Ainsi, en l'absence de l' arrangement amiable qu'il incombe aux parties de trouver, cette clause instituant une procédure de médiation préalable à la saisine du juge s'impose aux parties.

Le libellé de cette clause n'est aucunement conditionnel, les termes « le client pourra'» ou encore «'les parties pourront'» devant s'entendre comme l'autorisation, le pouvoir donné aux parties d'initier un arrangement amiable et à défaut une médiation, avant d'envisager l'éventualité de saisir les tribunaux, cette saisine étant cette fois-ci simplement envisagée (en cas d'échec, le litige pourrait être porté'»).


Ensuite, le médiateur de l'AMF peut être saisi par tout épargnant ou investisseur , consommateur, personne physique ou personne morale ayant un différend individuel avec un intermédiaire financier ou un émetteur'; toutefois, il n'a pas compétence en matière fiscale, d'assurance ou d'opérations bancaires.

Or en l'espèce, sa compétence ne peut être discutée, dès lors que la Société est intervenue en sa qualité de conseil en gestion de patrimoine indépendant pour étudier le projet d'investissement de M. [K] et à la SCI La Yaute sur un chalet à vocation de résidence secondaire et de location et en qualité de conseiller en gestion financière, ayant reçu pour mission d'étudier un placement financier en adossement du prêt.


Sans plus ample discussion, le jugement est infirmé, les demandes de la Société y compris celle en paiement de dommages et intérêts pour résistance abusive étant irrecevables comme se heurtant à la fin de non-recevoir tirée de la procédure de médiation contractuellement prévue dans la lettre de mission, procédure qu'elle n'a pas respecté préalablement à la délivrance de son assignation en justice.


Sur les dommages et intérêts


La société est également déboutée de sa réclamation indemnitaire pour appel abusif dès lors qu'elle succombe en appel dans ses prétentions.

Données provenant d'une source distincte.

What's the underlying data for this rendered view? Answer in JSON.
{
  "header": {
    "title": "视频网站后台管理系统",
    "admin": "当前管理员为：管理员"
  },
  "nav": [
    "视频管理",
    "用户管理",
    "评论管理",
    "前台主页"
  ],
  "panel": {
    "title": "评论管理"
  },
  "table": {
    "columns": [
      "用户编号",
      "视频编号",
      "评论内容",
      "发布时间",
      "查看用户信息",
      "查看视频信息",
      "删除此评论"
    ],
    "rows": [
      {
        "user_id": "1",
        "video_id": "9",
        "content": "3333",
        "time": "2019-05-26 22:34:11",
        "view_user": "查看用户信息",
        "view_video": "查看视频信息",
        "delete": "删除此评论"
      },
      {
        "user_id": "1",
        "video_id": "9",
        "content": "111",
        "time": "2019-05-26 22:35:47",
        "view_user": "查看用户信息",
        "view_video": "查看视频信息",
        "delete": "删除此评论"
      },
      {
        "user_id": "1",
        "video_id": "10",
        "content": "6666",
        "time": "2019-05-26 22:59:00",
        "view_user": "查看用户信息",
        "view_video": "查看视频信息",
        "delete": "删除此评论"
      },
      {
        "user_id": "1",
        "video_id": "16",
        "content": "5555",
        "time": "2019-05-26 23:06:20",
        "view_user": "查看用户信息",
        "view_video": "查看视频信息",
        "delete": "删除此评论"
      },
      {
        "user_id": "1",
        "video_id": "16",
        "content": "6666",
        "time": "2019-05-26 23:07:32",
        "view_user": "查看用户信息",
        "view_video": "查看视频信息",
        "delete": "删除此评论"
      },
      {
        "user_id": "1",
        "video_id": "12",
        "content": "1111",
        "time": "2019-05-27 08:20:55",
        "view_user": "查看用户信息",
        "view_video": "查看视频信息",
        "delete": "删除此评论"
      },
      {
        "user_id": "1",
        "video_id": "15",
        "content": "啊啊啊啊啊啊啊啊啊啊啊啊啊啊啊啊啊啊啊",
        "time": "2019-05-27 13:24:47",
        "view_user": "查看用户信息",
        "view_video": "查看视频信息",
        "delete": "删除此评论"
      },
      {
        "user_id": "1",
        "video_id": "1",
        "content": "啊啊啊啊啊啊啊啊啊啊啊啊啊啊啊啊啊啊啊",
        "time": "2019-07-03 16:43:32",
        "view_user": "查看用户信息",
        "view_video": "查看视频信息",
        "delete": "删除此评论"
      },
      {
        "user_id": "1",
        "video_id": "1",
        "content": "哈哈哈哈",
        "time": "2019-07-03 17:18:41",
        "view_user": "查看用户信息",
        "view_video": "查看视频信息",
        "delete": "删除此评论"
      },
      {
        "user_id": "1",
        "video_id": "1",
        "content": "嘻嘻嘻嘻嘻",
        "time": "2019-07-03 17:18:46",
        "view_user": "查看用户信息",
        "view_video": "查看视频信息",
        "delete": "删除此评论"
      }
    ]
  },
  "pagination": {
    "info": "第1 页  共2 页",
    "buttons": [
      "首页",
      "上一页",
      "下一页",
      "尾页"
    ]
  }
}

Sur les mesures accessoires


Succombant dans ses prétentions, la Société est condamnée aux dépens de première instance et d'appel, ces derniers avec droit de recouvrement, et doit assumer la charge de ses frais irrépétibles'; elle est condamnée à verser aux appelants une indemnité de procédure pour toute l'instance.



PAR CES MOTIFS


La cour, statuant publiquement, par arrêt contradictoire,


Infirme le jugement déféré, sauf en ses dispositions relatives à la révocation de l'ordonnance de clôture qui ne sont pas susceptibles de recours,


Statuant à nouveau sur les chefs infirmés et ajoutant,


Dit irrecevables les demandes présentées par la société Nexus Patrimoine exerçant sous le nom commercial NP Gestion Pivée-Florent Paquez Finance eu égard à la clause de médiation,


Déboute la société Nexus Patrimoine exerçant sous le nom commercial NP Gestion Pivée-Florent Paquez Finance de sa demande de dommages et intérêts pour appel abusif,


Condamne la société Nexus Patrimoine exerçant sous le nom commercial NP Gestion Pivée-Florent Paquez Finance à verser à M. [M] [K] et à la SCI La Yaute, unis d'intérêt, une indemnité de procédure de 3.000€ pour l'ensemble de l'instance,


Déboute la société Nexus Patrimoine exerçant sous le nom commercial NP Gestion Pivée-Florent Paquez Finance de sa demande fondée sur l'article 700 du code de procédure civile, y compris en appel,


Condamne la société Nexus Patrimoine exerçant sous le nom commercial NP Gestion Pivée-Florent Paquez Finance aux dépens de première instance et d'appel , avec recouvrement pour ceux d'appel par Me Sandrine Cuvier, conformément à l'article 699 du code de procédure civile.


Prononcé par mise à disposition de l'arrêt au greffe de la cour, les parties en ayant été préalablement avisées dans les conditions prévues au deuxième alinéa de l'article 450 du code de procédure civile🏛,


Signé par madame Clerc, président, et par madame Burel, greffier auquel la minute de la décision a été remise par le magistrat signataire.